Age Discrimination in Employment Act (“ADEA”)
Discrimination on the basis of age is prohibited by Age Discrimination in Employment Act (ADEA), 29 U.S.C. § 621, et seq.:
It shall be unlawful for an employer-
(1) to fail or refuse to hire or to discharge any individual or otherwise discriminate against any individual with respect to his compensation, terms, conditions, or privileges of employment, because of such individual’s age;
(2) to limit, segregate, or classify his employees in any way which would deprive or tend to deprive any individual of employment opportunities or otherwise adversely affect his status as an employee, because of such individual’s age; or
(3) to reduce the wage rate of any employee in order to comply with this chapter.
The Age Discrimination in Employment Act prohibits discrimination with respect to an employee’s terms, conditions, or privileges of employment on the basis of his age. The ADEA’s “protected category” includes those over 40 years of age. The ADEA provides for damages, including back pay, liquidated damages, and all of the plaintiff employee’s attorney fees.
Breach of Contract
Georgia is an “at-will” state. This means that employers may terminate an indefinite term employment or contractor relationship for any reason that is not otherwise prohibited by law, or for no reason whatsoever. Essentially, the courts will not second-guess a legitimate business decision in workforce management but will intervene when such a decision is a breach of contract.
An employment agreement or a contract for services providing for a fixed or definite duration can create further rights for the employee and independent contractor such as breach of contract.
Restrictive covenants including non-competition agreements, non-solicitation agreements, and non-disclosure agreements are each contractual issues. To ensure enforceability, they must be drafted in accordance with the Restrictive Covenant Act (RCA). Furthermore, several steps must be taken in tandem with such agreements to ensure confidential information and trade secrets are protected.
Employment agreements should not be entered into flippantly nor should adverse employment actions be taken brashly, but rather termination of such commitments require much thoughtful consideration and experienced counsel.

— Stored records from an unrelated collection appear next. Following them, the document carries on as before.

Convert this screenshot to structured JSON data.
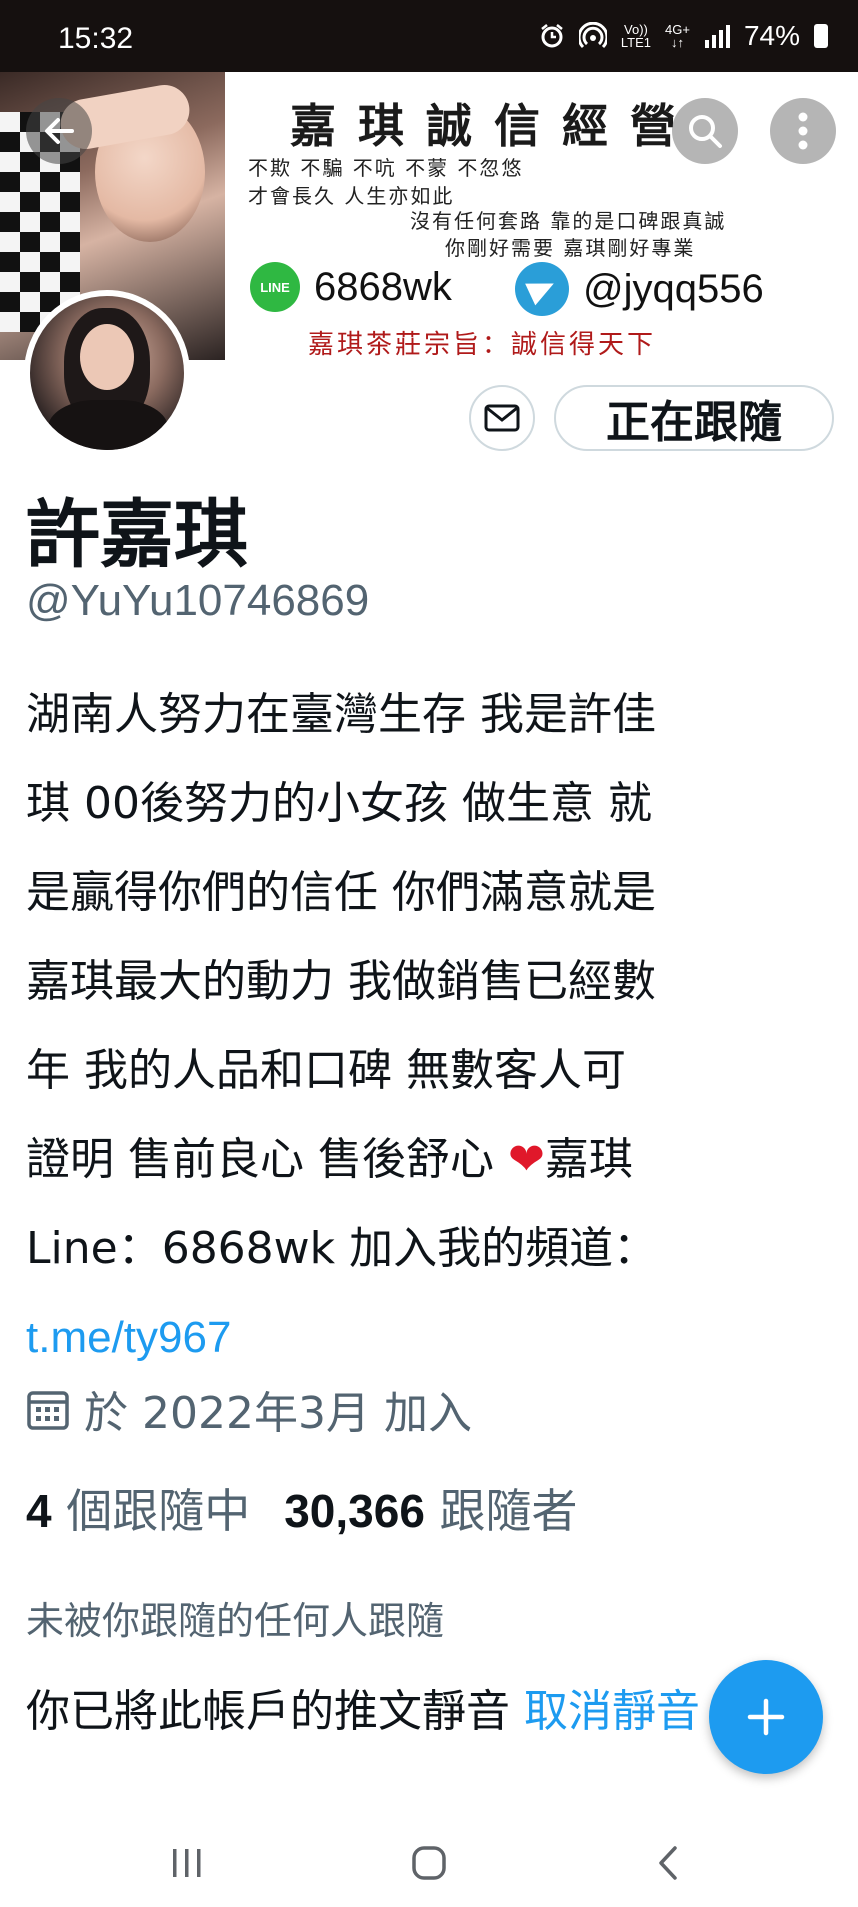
{
  "status_bar": {
    "time": "15:32",
    "volte": "Vo))",
    "lte": "LTE1",
    "net": "4G+",
    "battery": "74%",
    "icons": [
      "alarm-icon",
      "hotspot-icon",
      "volte-icon",
      "4g-icon",
      "signal-icon",
      "battery-icon"
    ]
  },
  "banner": {
    "title": "嘉琪誠信經營",
    "lines": [
      "不欺 不騙 不吭 不蒙 不忽悠",
      "才會長久 人生亦如此",
      "沒有任何套路 靠的是口碑跟真誠",
      "你剛好需要 嘉琪剛好專業"
    ],
    "line_badge": "LINE",
    "line_id": "6868wk",
    "telegram_id": "@jyqq556",
    "motto": "嘉琪茶莊宗旨：誠信得天下"
  },
  "header_buttons": {
    "back": "back-arrow-icon",
    "search": "search-icon",
    "more": "more-vertical-icon"
  },
  "profile": {
    "display_name": "許嘉琪",
    "handle": "@YuYu10746869",
    "bio_lines": [
      "湖南人努力在臺灣生存 我是許佳",
      "琪 00後努力的小女孩 做生意 就",
      "是贏得你們的信任 你們滿意就是",
      "嘉琪最大的動力 我做銷售已經數",
      "年 我的人品和口碑 無數客人可"
    ],
    "bio_line6_a": "證明 售前良心 售後舒心 ",
    "bio_heart": "❤",
    "bio_line6_b": "嘉琪",
    "bio_line7": "Line：6868wk 加入我的頻道：",
    "bio_link": "t.me/ty967",
    "joined": "於 2022年3月 加入",
    "following_count": "4",
    "following_label": "個跟隨中",
    "followers_count": "30,366",
    "followers_label": "跟隨者",
    "not_followed_text": "未被你跟隨的任何人跟隨",
    "muted_text": "你已將此帳戶的推文靜音 ",
    "unmute_label": "取消靜音"
  },
  "actions": {
    "message_icon": "mail-icon",
    "follow_label": "正在跟隨"
  },
  "fab": {
    "icon": "plus-icon"
  },
  "nav": [
    "recent-apps-icon",
    "home-icon",
    "back-icon"
  ],
  "colors": {
    "accent": "#1d9bf0",
    "text": "#0f1419",
    "secondary": "#536471",
    "status_bar": "#15100f",
    "heart": "#e0182a"
  }
}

Family and Medical Leave Act
Under the Family and Medical Leave Act (“FMLA”), an eligible employee is, inter alia, entitled to a total of 12 workweeks of unpaid leave during any 12-month rolling period due to birth or adoption of a child; a personal or familial serious health condition that makes the employee unable to do their job; military caregiver leave; and exigency leave. The employee is also entitled to be reinstated to her original (or an equivalent) position on return from such leave, except in cases where the employee is a “key employee”. The employer is entitled to request and receive medical certification of the need for leave, as is applicable.
The FMLA imposes several duties on both parties. The employee has a duty to give the employer notice of her need for FMLA qualifying leave and the employer is in turn, required to provide notice of the employee’s eligibility.
To protect these rights, the FMLA creates a private right of action, which includes the “interference” claim in which an employee can allege that a private sector employer interfered with FMLA rights and a discrimination and retaliation claim in which an employee can allege that a private sector employer took adverse employment action against the employee because of her use, or attempted use, of FMLA protected leave. An employee can enforce her rights by contacting the Department of Labor or pursuing the claim in court with the assistance of a private attorney.